Jul 6, 2004 — by LinuxDevices Staff — from the LinuxDevices Archive

[Updated Jul. 7, 2004] — Roland used embedded Linux to power a real-time graphics presenter to launch in August. The Edirol RG-100 creates 3D graphics and presents high-resolution images for indoor and outdoor signs and advertisements on large-scale plasma or projected displays at retail shops, amusement parks, and commercial showrooms.


Roland's Edirol RG-100 is based on MontaVista Linux
(Click to enlarge)

According to Roland, the Edirol RG-100 is the most advanced device of its kind. It offers users a drag-and-drop interface that shares the XGA output port used to present the final product. The interface is used to build dynamic 3D images from still images, text, 2D/3D transitions, and audio (including MIDI) onto a timeline, producing “isntantaneous, pristine XGA graphics and stereo audio,” according to Roland.

The device can also control external lighting devices. Real-time rendering enables users to preview their images in full-screen mode, and replay images instantly. Scheduler software enables daily and/or weekly display rotation, and the device can also be controlled remotely through the RS-232 port or control I/O terminals.

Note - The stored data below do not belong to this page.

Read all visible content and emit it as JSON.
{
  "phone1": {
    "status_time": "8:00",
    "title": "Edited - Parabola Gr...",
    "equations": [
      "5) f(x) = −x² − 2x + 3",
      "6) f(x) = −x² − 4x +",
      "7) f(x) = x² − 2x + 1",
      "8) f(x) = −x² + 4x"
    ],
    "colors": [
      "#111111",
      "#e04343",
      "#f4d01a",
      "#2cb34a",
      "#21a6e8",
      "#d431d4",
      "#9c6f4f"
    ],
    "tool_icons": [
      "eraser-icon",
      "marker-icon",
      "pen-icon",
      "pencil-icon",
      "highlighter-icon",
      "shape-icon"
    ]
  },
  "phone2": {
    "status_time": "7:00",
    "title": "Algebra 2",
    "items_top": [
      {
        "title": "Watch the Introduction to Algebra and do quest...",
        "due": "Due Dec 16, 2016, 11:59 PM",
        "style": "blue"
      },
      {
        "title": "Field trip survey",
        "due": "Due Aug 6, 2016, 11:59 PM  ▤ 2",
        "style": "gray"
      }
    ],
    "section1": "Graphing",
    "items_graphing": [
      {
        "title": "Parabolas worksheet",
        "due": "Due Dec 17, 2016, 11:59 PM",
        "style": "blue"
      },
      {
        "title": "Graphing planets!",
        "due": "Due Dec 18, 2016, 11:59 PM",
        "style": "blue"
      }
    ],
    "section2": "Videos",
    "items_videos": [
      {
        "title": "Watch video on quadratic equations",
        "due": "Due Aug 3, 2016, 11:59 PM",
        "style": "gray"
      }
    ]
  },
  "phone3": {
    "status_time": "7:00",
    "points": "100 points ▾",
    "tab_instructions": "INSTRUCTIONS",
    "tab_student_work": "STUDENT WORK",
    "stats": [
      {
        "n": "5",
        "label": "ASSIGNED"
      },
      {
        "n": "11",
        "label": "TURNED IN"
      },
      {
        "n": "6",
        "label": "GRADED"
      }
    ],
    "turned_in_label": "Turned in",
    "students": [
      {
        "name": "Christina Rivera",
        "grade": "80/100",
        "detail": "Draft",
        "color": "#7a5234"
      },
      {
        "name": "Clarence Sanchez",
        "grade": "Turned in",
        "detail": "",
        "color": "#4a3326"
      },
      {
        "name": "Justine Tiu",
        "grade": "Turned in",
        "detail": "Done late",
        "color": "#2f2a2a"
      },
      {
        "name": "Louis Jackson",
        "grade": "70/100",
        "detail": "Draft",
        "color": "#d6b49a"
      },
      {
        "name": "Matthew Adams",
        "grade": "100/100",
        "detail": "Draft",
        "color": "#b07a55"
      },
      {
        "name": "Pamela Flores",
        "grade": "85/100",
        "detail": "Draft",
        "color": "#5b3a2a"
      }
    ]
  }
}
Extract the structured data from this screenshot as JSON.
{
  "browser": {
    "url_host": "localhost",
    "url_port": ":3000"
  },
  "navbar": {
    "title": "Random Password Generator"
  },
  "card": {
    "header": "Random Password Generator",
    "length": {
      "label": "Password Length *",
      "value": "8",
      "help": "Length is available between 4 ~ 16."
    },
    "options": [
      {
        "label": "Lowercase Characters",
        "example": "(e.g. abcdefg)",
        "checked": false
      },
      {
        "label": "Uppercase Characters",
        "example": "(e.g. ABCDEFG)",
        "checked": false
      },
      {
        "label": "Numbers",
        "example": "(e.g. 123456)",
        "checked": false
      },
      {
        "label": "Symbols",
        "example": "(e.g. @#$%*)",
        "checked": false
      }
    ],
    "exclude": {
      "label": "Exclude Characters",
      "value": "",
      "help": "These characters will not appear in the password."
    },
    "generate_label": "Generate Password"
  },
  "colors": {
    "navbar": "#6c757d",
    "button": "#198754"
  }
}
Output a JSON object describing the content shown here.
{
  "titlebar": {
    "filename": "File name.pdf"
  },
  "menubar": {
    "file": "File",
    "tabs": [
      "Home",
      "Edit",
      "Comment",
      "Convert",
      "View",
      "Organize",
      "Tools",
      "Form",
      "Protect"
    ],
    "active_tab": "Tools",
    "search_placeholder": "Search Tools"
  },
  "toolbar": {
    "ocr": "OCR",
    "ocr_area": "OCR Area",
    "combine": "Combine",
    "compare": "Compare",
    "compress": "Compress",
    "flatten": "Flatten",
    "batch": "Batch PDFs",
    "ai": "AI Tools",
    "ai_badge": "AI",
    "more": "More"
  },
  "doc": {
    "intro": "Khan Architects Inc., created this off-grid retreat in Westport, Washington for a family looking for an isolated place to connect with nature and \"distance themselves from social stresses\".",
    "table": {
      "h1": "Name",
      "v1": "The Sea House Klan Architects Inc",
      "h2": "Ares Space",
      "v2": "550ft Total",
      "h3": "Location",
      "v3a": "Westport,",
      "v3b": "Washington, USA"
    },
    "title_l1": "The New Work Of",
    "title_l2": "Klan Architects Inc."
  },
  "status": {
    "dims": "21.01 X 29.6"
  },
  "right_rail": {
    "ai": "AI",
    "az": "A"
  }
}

The device comes in a 2U rackmount case, with I/O ports that include a CompactFlash memory card reader, XGA (1024 x 768) D-sub 15-pin video port, RCA stereo audio in and out, and RS-232C control ports. Midi I/O is available through an add-on unit. The device also includes a 40GB 3.5-inch hard disk drive.

The editing software includes a simple interface for manipulation of a variety of multimedia formats. The device includes 3D software based on MesaLib (OpenGL), and the software offers an impressive variety of 3D transitions and effects, according to Roland.


Editing software is included in the Edirol RG-100
(Click either screenshot to enlarge)
Why Linux?

The RG-100 is the first Roland product based on embedded Linux, but won't be the last, according to a company spokesperson, who said the company chose Linux because of “free licensing and open source availability.”

Roland's adoption of Linux was not without challenges, according to the spokesperson. “[It was] hard for us to find out the information we needed.”

Mr. Akira Matsui, executive director of the Roland affiliate that developed the device, adds, “We chose MontaVista Linux for its excellent robustness and scalability. This versatile development platform also offers us a wide array of middleware choices so we can deliver multiple functions on a single platform.”